Book Synopsis Music in Films on the Middle Ages by : John Haines
Download or read book Music in Films on the Middle Ages written by John Haines and published by Routledge. This book was released on 2013-10-30 with total page 371 pages. Available in PDF, EPUB and Kindle. Book excerpt: This book explores the role of music in the some five hundred feature-length films on the Middle Ages produced between the late 1890s and the present day. Haines focuses on the tension in these films between the surviving evidence for medieval music and the idiomatic tradition of cinematic music. The latter is taken broadly as any musical sound occurring in a film, from the clang of a bell off-screen to a minstrel singing his song. Medieval film music must be considered in the broader historical context of pre-cinematic medievalisms and of medievalist cinema’s main development in the course of the twentieth century as an American appropriation of European culture. The book treats six pervasive moments that define the genre of medieval film: the church-tower bell, the trumpet fanfare or horn call, the music of banquets and courts, the singing minstrel, performances of Gregorian chant, and the music that accompanies horse-riding knights, with each chapter visiting representative films as case studies.
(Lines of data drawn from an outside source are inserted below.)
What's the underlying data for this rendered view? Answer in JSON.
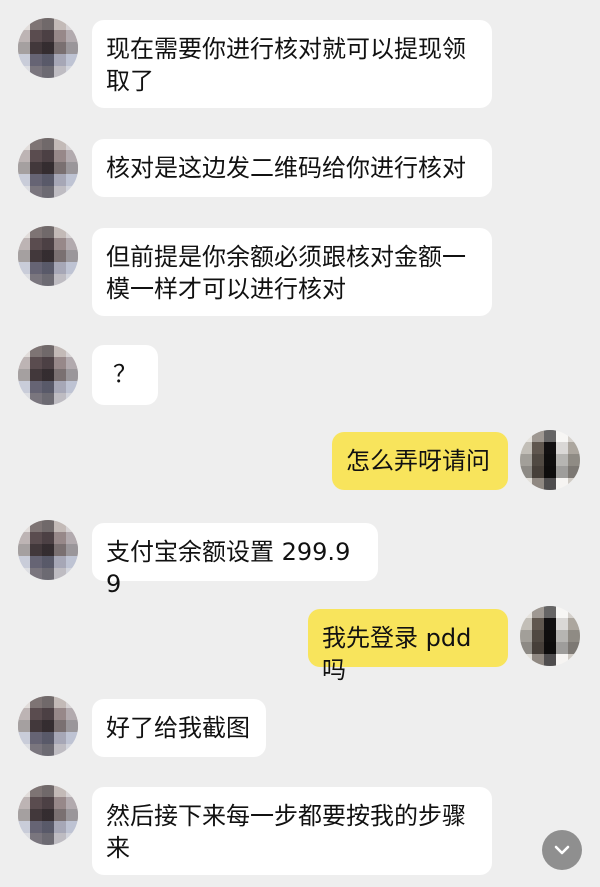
{
  "messages": [
    {
      "side": "left",
      "text": "现在需要你进行核对就可以提现领取了"
    },
    {
      "side": "left",
      "text": "核对是这边发二维码给你进行核对"
    },
    {
      "side": "left",
      "text": "但前提是你余额必须跟核对金额一模一样才可以进行核对"
    },
    {
      "side": "left",
      "text": "？"
    },
    {
      "side": "right",
      "text": "怎么弄呀请问"
    },
    {
      "side": "left",
      "text": "支付宝余额设置 299.99"
    },
    {
      "side": "right",
      "text": "我先登录 pdd 吗"
    },
    {
      "side": "left",
      "text": "好了给我截图"
    },
    {
      "side": "left",
      "text": "然后接下来每一步都要按我的步骤来"
    }
  ],
  "colors": {
    "background": "#eeeeee",
    "incoming_bubble": "#ffffff",
    "outgoing_bubble": "#f8e45c",
    "scroll_button": "#8f8f8f"
  },
  "icons": {
    "scroll_down": "chevron-down-icon"
  }
}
These six signal musical moments, that create a fundamental visual-aural core central to making a film feel medieval to modern audiences, originate in medievalist works predating cinema by some three centuries.
Book Synopsis Medievalism in England II by : Leslie J. Workman
Download or read book Medievalism in England II written by Leslie J. Workman and published by Boydell & Brewer Ltd. This book was released on 1996 with total page 266 pages. Available in PDF, EPUB and Kindle. Book excerpt: Twelve essays discuss how the middle ages are reflected in English culture from the sixteenth century to the present day.